1 Data summary

There are 5490 species in total, with the following breakdown:

. Freq
skin 826
world 4519
both 145

Some bacteria (158) apeear both in skin and in the world data base (as should be expected - because where in the heck did that “world database come from anyway).

There are 23 traits:

trait n.levels
oxygen 5
general_motility 3
specific_motility 7
spore 3
pigment 3
shape 5
aggregation 4
gram 4
acid.phosphatase 2
alkaline.phosphatase 2
aesculin.hydrolysis 2
alpha.galactosidase 2
arylsulfatase 2
catalase 2
oxidase 2
urease 2
gelatinase 2
pyrazinamidase 2
tellurite.reductase 2
H2S.production 2
indole.production 2
methane.production 2
nitrate.reduction 2

Most are two factor traits, a few have more.

We regress the probability of of bactiria occurring on skin against each of these traits individually.
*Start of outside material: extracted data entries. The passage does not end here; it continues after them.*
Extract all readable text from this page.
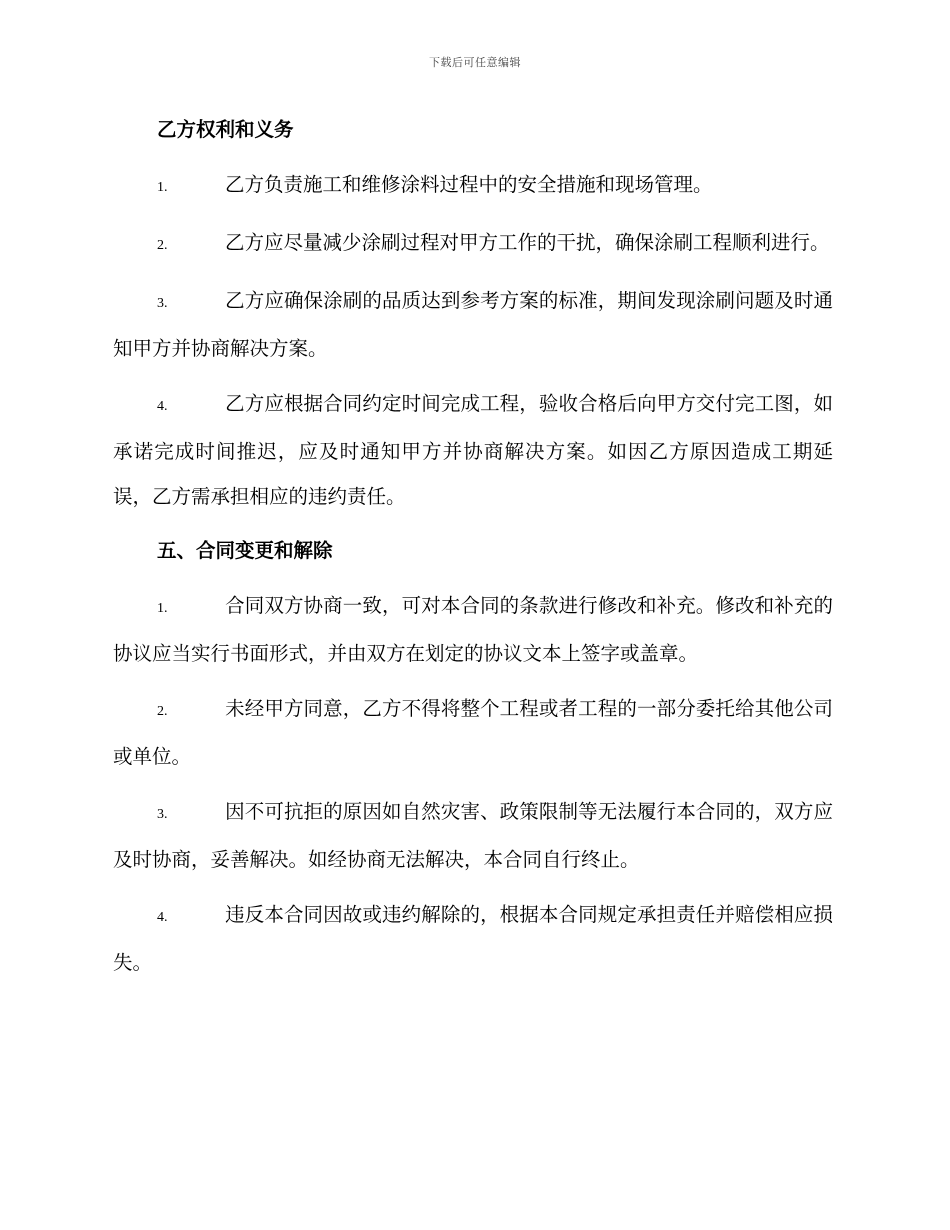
下载后可任意编辑
乙方权利和义务

1.	乙方负责施工和维修涂料过程中的安全措施和现场管理。

2.	乙方应尽量减少涂刷过程对甲方工作的干扰，确保涂刷工程顺利进行。

3.	乙方应确保涂刷的品质达到参考方案的标准，期间发现涂刷问题及时通知甲方并协商解决方案。

4.	乙方应根据合同约定时间完成工程，验收合格后向甲方交付完工图，如承诺完成时间推迟，应及时通知甲方并协商解决方案。如因乙方原因造成工期延误，乙方需承担相应的违约责任。

五、合同变更和解除

1.	合同双方协商一致，可对本合同的条款进行修改和补充。修改和补充的协议应当实行书面形式，并由双方在划定的协议文本上签字或盖章。

2.	未经甲方同意，乙方不得将整个工程或者工程的一部分委托给其他公司或单位。

3.	因不可抗拒的原因如自然灾害、政策限制等无法履行本合同的，双方应及时协商，妥善解决。如经协商无法解决，本合同自行终止。

4.	违反本合同因故或违约解除的，根据本合同规定承担责任并赔偿相应损失。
We do it in two ways: an “Any Skin” (i.e. both + skin vs. all) regression and a “Only Skin” (i.e. skin vs. [world + skin], elimnating the “both”). We account for phylogenetic relationships using the phylolm package in R (reference: Ho, L. S. T. and Ane, C. (2014) A linear-time algorithm for Gaussian and non-Gaussian trait evolution models Systematic Biology, 63(3):397-408.). To obtain an “overall significance” of a fitted regression, we compared with a null model using likelihood ratio test. Finally, we were curious how much the phylogenetic correction changes a naive logistic regression, so we fit that too, and compared.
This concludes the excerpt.